One of the most interesting, and potentially far-reaching, developments since the financial crisis has been the internationalisation of China’s currency, the renminbi, which is now regarded as the fastest growing currency in the world.
Until 2009, when China created a modest trial for the use of the renminbi in cross-border trade, Beijing had maintained very tight controls over the currency with very limited exchangeability to maintain control of its value as well as the regime’s control of its domestic financial settings.
What’s happened since then has been remarkable. An HSBC report on the ‘’rise of the redback’’ this month said there are now 10,000 financial institutions doing business in renminbi, the pool of offshore renminbi is now around $US143 billion and the proportion of China’s exports and imports settled in the currency is now almost 12 per cent.
Renminbi cross-border capital flows are surging, with renminbi foreign direct investment tripling last year and outward renminbi investment rising about 50 per cent as China adds an investment dimension to the currency’s growing use in trade settlement.
HSBC has projected that a third of China’s total trade will be settled in renminbi by 2015, making it one of the top three global trade settlement currencies by volume. It is predicting, with some qualifications, that the renminbi will be fully convertible within five years.
That’s not dissimilar to the conclusions of a US Congress committee that warned the renminbi might be able to challenge the US dollar as a reserve currency within five to 10 years.
China’s newly refreshed leadership is committed to continuing renminbi liberalisation, albeit in a controlled and progressive process to limit risk and volatility and the impacts of liberalisation on its domestic markets and economy if it moves too quickly.
There are some obvious benefits, not just in terms of prestige and global clout, but in practical terms from greater acceptance of the renminbi in global trade and investment flows.
It removes foreign exchange risks and costs for Chinese entities and provides access to a far greater pool of private capital at a potentially lower cost to fund its economic development and growth. It could also bring greater markets-driven disciplines to the allocation of capital within China and by Chinese entities offshore, as well as help in the development and growth of China’s domestic financial markets and institutions.
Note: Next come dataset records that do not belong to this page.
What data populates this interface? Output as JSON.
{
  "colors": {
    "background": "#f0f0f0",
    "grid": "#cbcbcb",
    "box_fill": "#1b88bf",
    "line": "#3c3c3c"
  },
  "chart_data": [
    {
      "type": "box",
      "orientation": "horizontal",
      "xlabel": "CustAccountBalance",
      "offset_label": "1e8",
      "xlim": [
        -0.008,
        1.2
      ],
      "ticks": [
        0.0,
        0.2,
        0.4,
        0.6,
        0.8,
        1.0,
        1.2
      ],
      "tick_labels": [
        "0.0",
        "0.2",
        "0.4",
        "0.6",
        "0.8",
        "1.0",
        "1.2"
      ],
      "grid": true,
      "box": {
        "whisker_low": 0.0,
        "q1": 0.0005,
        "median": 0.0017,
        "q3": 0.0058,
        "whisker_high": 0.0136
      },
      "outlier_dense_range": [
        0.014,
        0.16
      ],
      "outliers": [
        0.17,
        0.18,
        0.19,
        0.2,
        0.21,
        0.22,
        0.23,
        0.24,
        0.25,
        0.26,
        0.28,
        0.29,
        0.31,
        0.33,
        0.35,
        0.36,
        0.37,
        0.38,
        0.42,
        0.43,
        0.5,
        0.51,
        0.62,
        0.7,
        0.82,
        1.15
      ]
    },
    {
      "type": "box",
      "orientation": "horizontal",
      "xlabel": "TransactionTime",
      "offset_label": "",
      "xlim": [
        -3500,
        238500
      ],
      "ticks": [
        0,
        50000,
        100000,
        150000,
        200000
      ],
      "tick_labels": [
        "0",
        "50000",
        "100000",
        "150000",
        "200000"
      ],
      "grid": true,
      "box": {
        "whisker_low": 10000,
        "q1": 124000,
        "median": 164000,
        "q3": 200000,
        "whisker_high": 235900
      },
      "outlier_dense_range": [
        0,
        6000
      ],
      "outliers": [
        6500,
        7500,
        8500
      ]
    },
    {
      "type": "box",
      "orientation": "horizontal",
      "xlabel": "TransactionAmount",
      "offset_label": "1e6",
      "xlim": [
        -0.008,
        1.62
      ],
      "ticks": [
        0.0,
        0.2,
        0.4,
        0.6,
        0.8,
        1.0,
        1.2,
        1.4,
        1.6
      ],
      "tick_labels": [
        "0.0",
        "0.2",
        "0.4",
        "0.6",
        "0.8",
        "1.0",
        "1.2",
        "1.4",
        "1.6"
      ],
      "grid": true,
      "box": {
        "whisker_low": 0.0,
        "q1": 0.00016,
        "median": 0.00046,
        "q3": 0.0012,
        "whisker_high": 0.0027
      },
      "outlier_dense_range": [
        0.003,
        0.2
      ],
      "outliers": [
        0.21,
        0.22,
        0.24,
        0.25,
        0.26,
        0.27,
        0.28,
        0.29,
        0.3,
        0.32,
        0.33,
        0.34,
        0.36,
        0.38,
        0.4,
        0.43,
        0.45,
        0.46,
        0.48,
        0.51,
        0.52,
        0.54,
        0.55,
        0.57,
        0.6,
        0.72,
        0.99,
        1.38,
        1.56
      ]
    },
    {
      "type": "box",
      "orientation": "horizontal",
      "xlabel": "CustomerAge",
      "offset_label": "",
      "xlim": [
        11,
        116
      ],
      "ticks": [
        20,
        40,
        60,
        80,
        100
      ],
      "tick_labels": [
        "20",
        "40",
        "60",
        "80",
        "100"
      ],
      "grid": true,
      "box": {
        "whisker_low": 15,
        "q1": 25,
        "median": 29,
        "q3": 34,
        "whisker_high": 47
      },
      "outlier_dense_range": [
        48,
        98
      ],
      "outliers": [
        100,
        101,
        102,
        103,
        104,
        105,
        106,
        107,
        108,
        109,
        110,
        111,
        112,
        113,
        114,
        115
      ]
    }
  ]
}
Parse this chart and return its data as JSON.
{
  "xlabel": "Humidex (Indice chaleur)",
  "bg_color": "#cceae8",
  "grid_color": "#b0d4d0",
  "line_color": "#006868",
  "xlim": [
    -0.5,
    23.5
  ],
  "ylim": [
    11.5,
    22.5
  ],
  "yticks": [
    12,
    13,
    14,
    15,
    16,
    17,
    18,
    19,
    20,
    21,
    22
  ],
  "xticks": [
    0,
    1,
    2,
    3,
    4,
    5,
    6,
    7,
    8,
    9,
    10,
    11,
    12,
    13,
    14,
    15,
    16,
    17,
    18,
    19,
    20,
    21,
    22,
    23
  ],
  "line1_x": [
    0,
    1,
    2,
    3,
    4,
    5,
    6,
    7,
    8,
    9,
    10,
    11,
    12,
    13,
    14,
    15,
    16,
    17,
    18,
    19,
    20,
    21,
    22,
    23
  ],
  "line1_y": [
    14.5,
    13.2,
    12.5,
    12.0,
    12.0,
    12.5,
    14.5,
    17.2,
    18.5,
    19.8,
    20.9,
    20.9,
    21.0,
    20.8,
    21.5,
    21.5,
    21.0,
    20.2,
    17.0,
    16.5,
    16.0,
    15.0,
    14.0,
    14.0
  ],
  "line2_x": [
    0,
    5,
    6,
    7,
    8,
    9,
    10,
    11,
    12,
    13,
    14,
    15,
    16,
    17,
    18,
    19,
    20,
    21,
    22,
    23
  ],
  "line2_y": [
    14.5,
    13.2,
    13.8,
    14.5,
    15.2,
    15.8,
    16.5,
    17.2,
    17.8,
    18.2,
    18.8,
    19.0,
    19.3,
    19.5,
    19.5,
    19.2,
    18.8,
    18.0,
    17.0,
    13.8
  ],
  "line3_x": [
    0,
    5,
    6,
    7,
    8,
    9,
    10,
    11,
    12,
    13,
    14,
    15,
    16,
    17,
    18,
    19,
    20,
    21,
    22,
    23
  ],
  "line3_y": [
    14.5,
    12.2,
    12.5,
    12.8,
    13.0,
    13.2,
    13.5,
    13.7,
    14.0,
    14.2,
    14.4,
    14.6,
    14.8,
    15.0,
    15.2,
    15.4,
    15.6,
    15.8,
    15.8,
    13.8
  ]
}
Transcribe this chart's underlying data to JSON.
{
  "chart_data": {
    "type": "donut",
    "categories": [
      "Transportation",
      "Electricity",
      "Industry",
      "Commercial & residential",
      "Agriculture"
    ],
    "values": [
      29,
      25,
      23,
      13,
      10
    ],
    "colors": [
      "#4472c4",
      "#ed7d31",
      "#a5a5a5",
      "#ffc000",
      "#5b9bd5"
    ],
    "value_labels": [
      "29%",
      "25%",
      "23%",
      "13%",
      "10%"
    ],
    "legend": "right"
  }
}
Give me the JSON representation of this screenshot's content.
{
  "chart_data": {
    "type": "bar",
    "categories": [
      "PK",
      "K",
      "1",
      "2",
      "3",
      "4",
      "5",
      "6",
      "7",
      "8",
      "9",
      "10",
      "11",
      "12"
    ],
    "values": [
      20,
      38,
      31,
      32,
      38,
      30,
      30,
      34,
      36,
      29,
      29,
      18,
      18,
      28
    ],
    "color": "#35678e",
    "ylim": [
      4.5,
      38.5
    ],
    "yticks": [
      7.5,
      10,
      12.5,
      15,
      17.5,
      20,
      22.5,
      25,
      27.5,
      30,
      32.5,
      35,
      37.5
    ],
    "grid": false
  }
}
China has established offshore renminbi centres in Hong Kong, London, Singapore and Taiwan, has currency swap arrangements with about 20 foreign central banks, and has been progressively, albeit cautiously, opening up its capital account to investment flows.
There have been some reforms of its domestic markets and institutions and it has given its banks more flexibility in pricing credit, a precursor to greater liberalisation of financial institutions that is necessary to establish a properly functioning and liquid bond market.
Deep and liquid financial markets, light (at worst) restrictions on capital flows and a credible legal framework are pre-requisites if the renminbi is ever to be regarded as a reserve currency, although it is interesting, but not surprising given trade flows, that acceptance of the renminbi has been particularly pronounced within Asia. HSBC believes that emerging markets generally will settle in renminbi as their trading relationships with China expand.
It is improbable that China will completely, or even largely deregulate its capital accounts and relinquish control over the value of its currency and key domestic financial levers, any time soon.
It is, however, at least conceivable that as its economic and political influence continues to grow that the ‘’redback’’ could challenge the euro as an alternate reserve currency to the US dollar and perhaps, in the longer term provide a real alternative to the greenback and share its dominance of the world’s foreign exchange transactions, commodity pricing and central bank and government reserves.
As HSBC noted, that would have profound implications for the world’s financial system and the global economy – much as China’s rise as an economic power already has. It might also have some impact on geopolitics.
It would certainly mean quite fundamental and liberating changes for China’s domestic economy and its political and social frameworks, which is why the authorities are hastening slowly.